Besonders viele Reaktionen hat aber nun kein Hilfsangebot, sondern ein Appell an die Menschlichkeit erhalten: „Selfies von sich selbst in dieser noch nie da gewesen Situation zu posten, in den Trümmern unserer Existenz, dabei lächelnd in die Kamera, während andere schuften, um ihr Hab und Gut zu retten, das finde ich geschmacklos. Wir in Dernau haben alles verloren. Dernau existiert nicht mehr, wie so viele andere Ortschaften auch!“ Der Beitrag erhält weit mehr als 100 Likes, was überdurchschnittlich viel ist im Vergleich zu anderen Beiträgen innerhalb dieser Gruppe. Die Reaktionen fallen unterschiedlich aus. Neben starkem Lob für das Statement gibt es vereinzelt andere Ansichten innerhalb des Kommentarfeldes: „Alles hat zwei Seiten: Es zeigt denen da draußen auch, was passiert, wenn wir weiter unachtsam mit unserer Umwelt umgehen, und welche Folgen das haben kann.“

Von unserem Redakteur

Nicolaj Meyer

Nicolaj Meyer zu Katastrophentourismus: Schamlos ist die Schaulust

Alcatraz in San Francisco oder Schlachtfelder der Weltkriege: Ist es nicht aufregend, Orte dieser Tragödien zu besuchen, sich die lauten Gewehrsalven vorzustellen? Wie es wohl wäre, dabei gewesen zu sein?

Wer diesen Kick sucht, dem sei es gegeben. Nur wer ist so schamlos und würde tatsächlich einen solchen Ort besuchen, während andere Menschen dort gerade leiden? Dort aktuell die Scherben ihrer Existenz buchstäblich aufsammeln. Das klingt verrückt! Das klingt unmoralisch! Das klingt unsolidarisch! Mit jeglichem Mangel an Empathie, als wären sie im Zoo, stapfen teils überhaupt nicht Ortskundige durch die Straßen Bad Neuenahrs, gefährden sich sogar selbst dabei und verstopfen unnötig die bereits zum Platzen vollen Straßen. Jeder hat doch schon einmal erlebt, wie es sich anfühlt, wenn andere einen in einer unglücklichen, unvorteilhaften Situation beobachten. Also muss doch ein jeder verstehen, wie sehr das gerade der falsche Zeitpunkt für einen Wochenendausflug in den bis vor kurzem so schönen Kurort ist. Nehmt lieber die manikürten Hände aus den Taschen. Packt mit an!
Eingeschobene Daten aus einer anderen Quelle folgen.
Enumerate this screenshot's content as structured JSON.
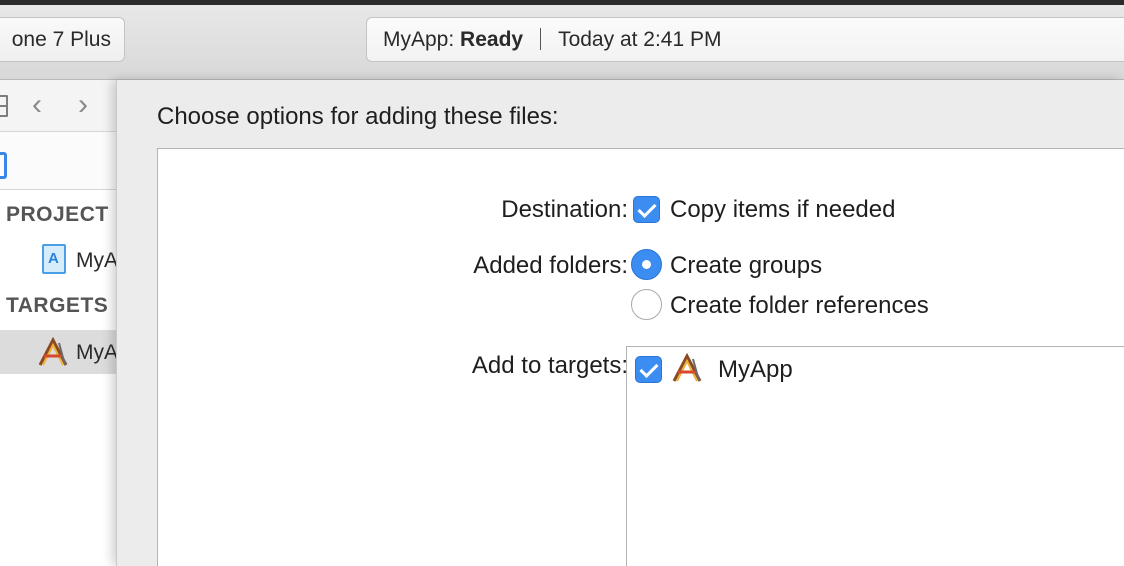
{
  "toolbar": {
    "scheme_device": "one 7 Plus",
    "status": {
      "app_name": "MyApp:",
      "state": "Ready",
      "timestamp": "Today at 2:41 PM"
    }
  },
  "navigator": {
    "sections": {
      "project": "PROJECT",
      "targets": "TARGETS"
    },
    "project_item": "MyA",
    "target_item": "MyA"
  },
  "dialog": {
    "heading": "Choose options for adding these files:",
    "destination": {
      "label": "Destination:",
      "option": "Copy items if needed",
      "checked": true
    },
    "added_folders": {
      "label": "Added folders:",
      "options": [
        "Create groups",
        "Create folder references"
      ],
      "selected": "Create groups"
    },
    "add_to_targets": {
      "label": "Add to targets:",
      "items": [
        {
          "name": "MyApp",
          "checked": true
        }
      ]
    }
  },
  "colors": {
    "accent": "#3b8df2",
    "window_bg": "#ececec",
    "panel_bg": "#ffffff"
  },
  "icons": [
    "hierarchy-icon",
    "chevron-left-icon",
    "chevron-right-icon",
    "project-file-icon",
    "app-target-icon",
    "checkmark-icon"
  ]
}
E-Mail: nicolaj.meyer@rhein-zeitung.net

Katastrophentourismus

Der Katastrophentourismus, auch „Dark tourism“ oder Schwarzer Tourismus genannt, ist definiert als die Anreise von Schaulustigen zu Orten, an denen es zu Tragödien kam. Voraussetzung für diese Art des Tourismus ist, dass die Menschen nicht mit der Intention des Helfens angereist sind, sondern aus reiner Neugier. Solche Reisen gehören zum Individualtourismus, da Unternehmen solche Reisen in der Regel nicht anbieten.

Hierbei gibt es Ausnahmen, wie zum Beispiel in Tschernobyl oder der umliegenden Stadt Prypjat. Dort bieten ukrainische Agenturen Führungen für Urlauber an. Ob diese Art von Tourismus legal ist oder nicht, kommt auf die verantwortliche Regierung und die örtlich geltenden Gesetze an.